A 1958 article in Variety magazine stated that CBS would be scheduling the series to be shown on Wednesdays from 8:00 to 8:30 p.m. The article described the series about a six-inch tall man by saying "Whether it is the turning on of a hose, a tipped bottle of glue, the closing of an ice box, the turning on of an electric light – each in its way is a monster or a monstrous situation for the 'little man'."

It was a high-budget program, and used sets and props built for the 1957 film The Incredible Shrinking Man.

The series was not picked up for broadcast by a major network, and a 1961 issue of Sponsor magazine stated that CBS was putting World of Giants into syndication, with a June 19, 1961 release. The series was available until at least 1964, for an entertainment industry yearbook published that year reported that CBS Films was offering the series for world-wide distribution.

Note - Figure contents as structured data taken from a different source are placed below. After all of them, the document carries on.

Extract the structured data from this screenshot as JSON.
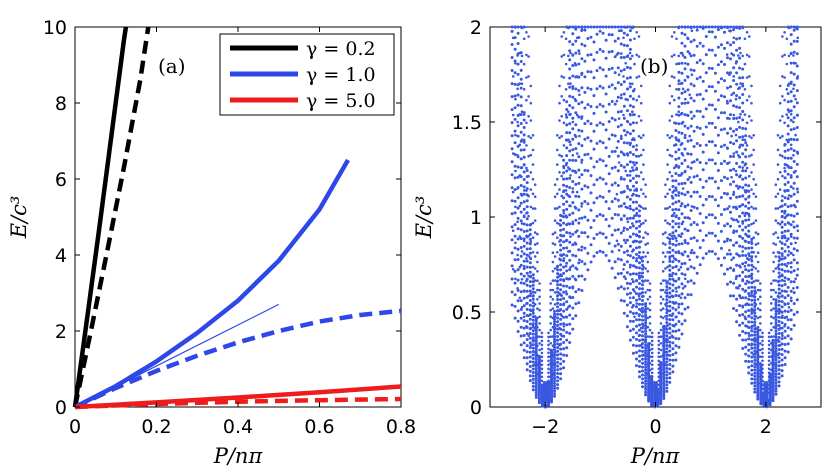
{
  "chart_data": [
    {
      "type": "line",
      "panel_label": "(a)",
      "xlabel": "P/nπ",
      "ylabel": "E/c³",
      "xlim": [
        0,
        0.8
      ],
      "ylim": [
        0,
        10
      ],
      "xticks": [
        "0",
        "0.2",
        "0.4",
        "0.6",
        "0.8"
      ],
      "yticks": [
        "0",
        "2",
        "4",
        "6",
        "8",
        "10"
      ],
      "legend_position": "top-right",
      "legend": [
        {
          "label": "γ = 0.2",
          "color": "#000000"
        },
        {
          "label": "γ = 1.0",
          "color": "#2e47e8"
        },
        {
          "label": "γ = 5.0",
          "color": "#ee1c1c"
        }
      ],
      "series": [
        {
          "name": "γ = 0.2 solid",
          "color": "#000000",
          "style": "solid",
          "x": [
            0,
            0.03,
            0.06,
            0.09,
            0.12,
            0.125
          ],
          "y": [
            0,
            2.35,
            4.75,
            7.2,
            9.65,
            10
          ]
        },
        {
          "name": "γ = 0.2 dashed",
          "color": "#000000",
          "style": "dashed",
          "x": [
            0,
            0.04,
            0.08,
            0.12,
            0.16,
            0.18
          ],
          "y": [
            0,
            2.05,
            4.15,
            6.3,
            8.6,
            10
          ]
        },
        {
          "name": "γ = 1.0 solid",
          "color": "#2e47e8",
          "style": "solid",
          "x": [
            0,
            0.1,
            0.2,
            0.3,
            0.4,
            0.5,
            0.6,
            0.67
          ],
          "y": [
            0,
            0.55,
            1.2,
            1.95,
            2.8,
            3.85,
            5.2,
            6.5
          ]
        },
        {
          "name": "γ = 1.0 dashed",
          "color": "#2e47e8",
          "style": "dashed",
          "x": [
            0,
            0.1,
            0.2,
            0.3,
            0.4,
            0.5,
            0.6,
            0.7,
            0.8
          ],
          "y": [
            0,
            0.5,
            0.95,
            1.35,
            1.7,
            2.0,
            2.25,
            2.42,
            2.53
          ]
        },
        {
          "name": "γ = 1.0 thin",
          "color": "#2e47e8",
          "style": "thin",
          "x": [
            0,
            0.5
          ],
          "y": [
            0,
            2.7
          ]
        },
        {
          "name": "γ = 5.0 solid",
          "color": "#ee1c1c",
          "style": "solid",
          "x": [
            0,
            0.2,
            0.4,
            0.6,
            0.8
          ],
          "y": [
            0,
            0.12,
            0.25,
            0.39,
            0.54
          ]
        },
        {
          "name": "γ = 5.0 dashed",
          "color": "#ee1c1c",
          "style": "dashed",
          "x": [
            0,
            0.2,
            0.4,
            0.6,
            0.8
          ],
          "y": [
            0,
            0.08,
            0.14,
            0.18,
            0.21
          ]
        }
      ]
    },
    {
      "type": "scatter",
      "panel_label": "(b)",
      "xlabel": "P/nπ",
      "ylabel": "E/c³",
      "xlim": [
        -3,
        3
      ],
      "ylim": [
        0,
        2
      ],
      "xticks": [
        "−2",
        "0",
        "2"
      ],
      "yticks": [
        "0",
        "0.5",
        "1",
        "1.5",
        "2"
      ],
      "color": "#3a57e0",
      "band_model": {
        "description": "dense dotted band spectrum; lower edge 0.82·sin(πx/2)², arcs of varying height",
        "lower_edge_peak": 0.82,
        "zeros_at": [
          -2,
          0,
          2
        ],
        "outer_x_extent": 2.6
      }
    }
  ]
}
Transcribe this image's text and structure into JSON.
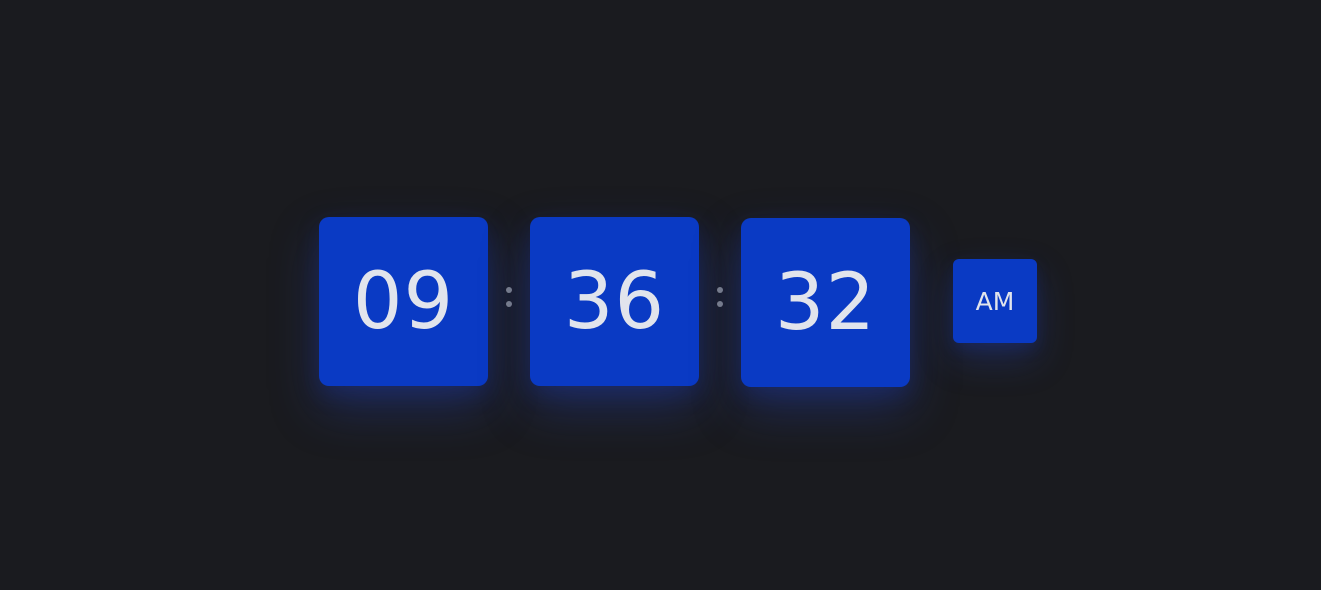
{
  "clock": {
    "hours": "09",
    "minutes": "36",
    "seconds": "32",
    "period": "AM"
  },
  "colors": {
    "background": "#1a1b1f",
    "tile": "#0a3ac4",
    "digit_text": "#e1e4ec",
    "separator": "#7c808b"
  }
}
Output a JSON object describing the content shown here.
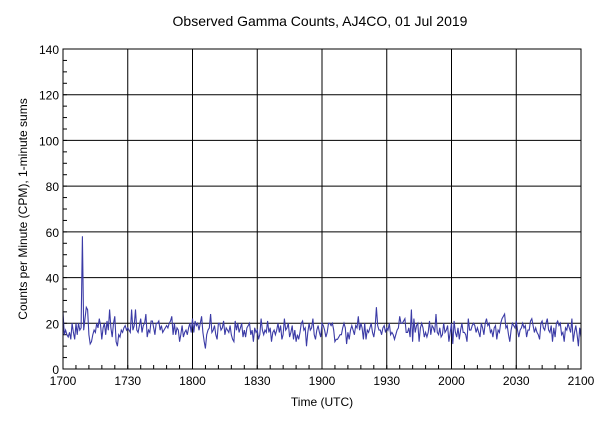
{
  "chart_data": {
    "type": "line",
    "title": "Observed Gamma Counts, AJ4CO, 01 Jul 2019",
    "xlabel": "Time (UTC)",
    "ylabel": "Counts per Minute (CPM), 1-minute sums",
    "x_start": "1700",
    "x_step_minutes": 1,
    "x_ticks": [
      "1700",
      "1730",
      "1800",
      "1830",
      "1900",
      "1930",
      "2000",
      "2030",
      "2100"
    ],
    "y_ticks": [
      "0",
      "20",
      "40",
      "60",
      "80",
      "100",
      "120",
      "140"
    ],
    "ylim": [
      0,
      140
    ],
    "xlim": [
      "1700",
      "2100"
    ],
    "grid": true,
    "series_color": "#3b3ba6",
    "values": [
      25,
      15,
      17,
      15,
      14,
      16,
      13,
      20,
      16,
      13,
      20,
      15,
      20,
      17,
      18,
      58,
      17,
      22,
      27,
      26,
      15,
      11,
      12,
      15,
      17,
      16,
      20,
      18,
      22,
      19,
      13,
      18,
      20,
      15,
      21,
      17,
      26,
      18,
      14,
      20,
      23,
      12,
      10,
      15,
      14,
      17,
      16,
      18,
      19,
      17,
      18,
      17,
      16,
      26,
      17,
      19,
      26,
      17,
      16,
      19,
      22,
      16,
      19,
      20,
      24,
      14,
      17,
      16,
      21,
      21,
      18,
      15,
      20,
      20,
      21,
      17,
      19,
      16,
      17,
      18,
      19,
      18,
      20,
      21,
      23,
      15,
      20,
      15,
      18,
      17,
      12,
      15,
      19,
      14,
      16,
      17,
      15,
      18,
      20,
      16,
      22,
      16,
      21,
      19,
      20,
      17,
      20,
      23,
      16,
      12,
      9,
      15,
      17,
      18,
      24,
      16,
      17,
      19,
      15,
      13,
      20,
      20,
      17,
      18,
      21,
      15,
      18,
      17,
      16,
      19,
      15,
      13,
      12,
      21,
      17,
      20,
      16,
      18,
      20,
      14,
      17,
      14,
      18,
      19,
      20,
      15,
      17,
      12,
      18,
      16,
      17,
      13,
      15,
      22,
      17,
      15,
      17,
      16,
      21,
      16,
      18,
      12,
      16,
      17,
      15,
      17,
      20,
      16,
      19,
      13,
      15,
      22,
      17,
      18,
      20,
      14,
      16,
      19,
      13,
      17,
      12,
      15,
      13,
      16,
      20,
      21,
      17,
      18,
      10,
      16,
      20,
      17,
      18,
      22,
      15,
      13,
      17,
      19,
      16,
      14,
      20,
      19,
      17,
      14,
      16,
      20,
      20,
      19,
      20,
      17,
      12,
      13,
      13,
      14,
      15,
      15,
      18,
      20,
      18,
      11,
      16,
      13,
      17,
      19,
      17,
      15,
      19,
      18,
      23,
      17,
      20,
      18,
      13,
      20,
      13,
      17,
      16,
      18,
      20,
      16,
      14,
      18,
      27,
      19,
      17,
      17,
      15,
      18,
      19,
      16,
      18,
      17,
      20,
      15,
      16,
      15,
      13,
      15,
      17,
      18,
      23,
      20,
      20,
      21,
      22,
      16,
      16,
      18,
      14,
      26,
      12,
      22,
      16,
      19,
      20,
      12,
      18,
      20,
      18,
      14,
      16,
      14,
      16,
      21,
      15,
      19,
      18,
      16,
      24,
      16,
      15,
      18,
      14,
      15,
      20,
      16,
      17,
      19,
      12,
      16,
      20,
      11,
      21,
      16,
      14,
      18,
      13,
      17,
      20,
      16,
      16,
      15,
      12,
      22,
      17,
      17,
      19,
      20,
      19,
      16,
      18,
      16,
      14,
      20,
      18,
      15,
      20,
      22,
      19,
      20,
      16,
      17,
      14,
      18,
      19,
      13,
      17,
      16,
      20,
      22,
      23,
      24,
      18,
      19,
      15,
      12,
      17,
      20,
      19,
      18,
      21,
      17,
      14,
      17,
      18,
      20,
      18,
      19,
      14,
      17,
      17,
      21,
      22,
      19,
      16,
      18,
      16,
      15,
      13,
      20,
      21,
      18,
      17,
      20,
      22,
      17,
      16,
      19,
      12,
      18,
      14,
      20,
      21,
      19,
      20,
      15,
      16,
      12,
      18,
      17,
      20,
      18,
      16,
      22,
      12,
      16,
      19,
      15,
      10,
      18,
      14
    ]
  }
}
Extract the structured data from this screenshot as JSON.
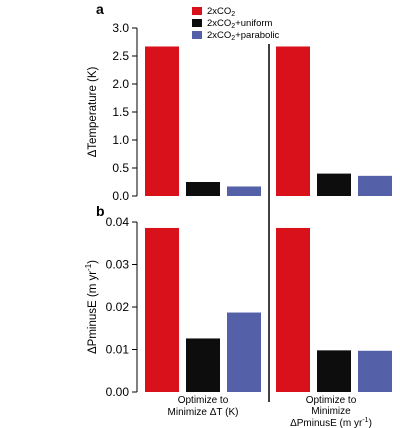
{
  "chart_data": [
    {
      "panel": "a",
      "type": "bar",
      "ylabel": "ΔTemperature (K)",
      "ylim": [
        0,
        3.0
      ],
      "yticks": [
        "0.0",
        "0.5",
        "1.0",
        "1.5",
        "2.0",
        "2.5",
        "3.0"
      ],
      "categories": [
        "Optimize to Minimize ΔT (K)",
        "Optimize to Minimize ΔPminusE (m yr⁻¹)"
      ],
      "series": [
        {
          "name": "2xCO2",
          "color": "#d9111a",
          "values": [
            2.67,
            2.67
          ]
        },
        {
          "name": "2xCO2+uniform",
          "color": "#0d0d0d",
          "values": [
            0.25,
            0.4
          ]
        },
        {
          "name": "2xCO2+parabolic",
          "color": "#5461a9",
          "values": [
            0.17,
            0.36
          ]
        }
      ],
      "legend": "top-left"
    },
    {
      "panel": "b",
      "type": "bar",
      "ylabel": "ΔPminusE (m yr⁻¹)",
      "ylim": [
        0,
        0.04
      ],
      "yticks": [
        "0.00",
        "0.01",
        "0.02",
        "0.03",
        "0.04"
      ],
      "categories": [
        "Optimize to Minimize ΔT (K)",
        "Optimize to Minimize ΔPminusE (m yr⁻¹)"
      ],
      "series": [
        {
          "name": "2xCO2",
          "color": "#d9111a",
          "values": [
            0.0386,
            0.0386
          ]
        },
        {
          "name": "2xCO2+uniform",
          "color": "#0d0d0d",
          "values": [
            0.0126,
            0.0098
          ]
        },
        {
          "name": "2xCO2+parabolic",
          "color": "#5461a9",
          "values": [
            0.0187,
            0.0097
          ]
        }
      ]
    }
  ],
  "panel_a_label": "a",
  "panel_b_label": "b",
  "legend": {
    "items": [
      {
        "base": "2xCO",
        "sub": "2",
        "suffix": "",
        "color": "#d9111a"
      },
      {
        "base": "2xCO",
        "sub": "2",
        "suffix": "+uniform",
        "color": "#0d0d0d"
      },
      {
        "base": "2xCO",
        "sub": "2",
        "suffix": "+parabolic",
        "color": "#5461a9"
      }
    ]
  },
  "xlabels": {
    "left": {
      "line1": "Optimize to",
      "line2": "Minimize ΔT (K)"
    },
    "right": {
      "line1": "Optimize to",
      "line2": "Minimize",
      "line3": "ΔPminusE (m yr",
      "line3_sup": "-1",
      "line3_end": ")"
    }
  },
  "ylabel_a": "ΔTemperature (K)",
  "ylabel_b": {
    "main": "ΔPminusE (m yr",
    "sup": "-1",
    "end": ")"
  }
}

==Other series with shrunken people==
Nearly a decade later, in 1968, a similarly themed Irwin Allen science fiction TV series, entitled Land of the Giants, starring Gary Conway and Don Marshall, ran on ABC. Two years prior to that series, an animated kids TV show called Tom of T.H.U.M.B., aired as a part of The King Kong Show. In 1973, Hanna-Barbera's animated series Inch High, Private Eye, about a similarly small detective, premiered on NBC, airing for only one season. The Doctor Who Season Two, Episode One "Planet of the Giants" had the cast shrunk after a TARDIS incident.

==Home media==
The complete series of World of Giants was released on Blu-ray from distribution company, ClassicFlix on November 7, 2023.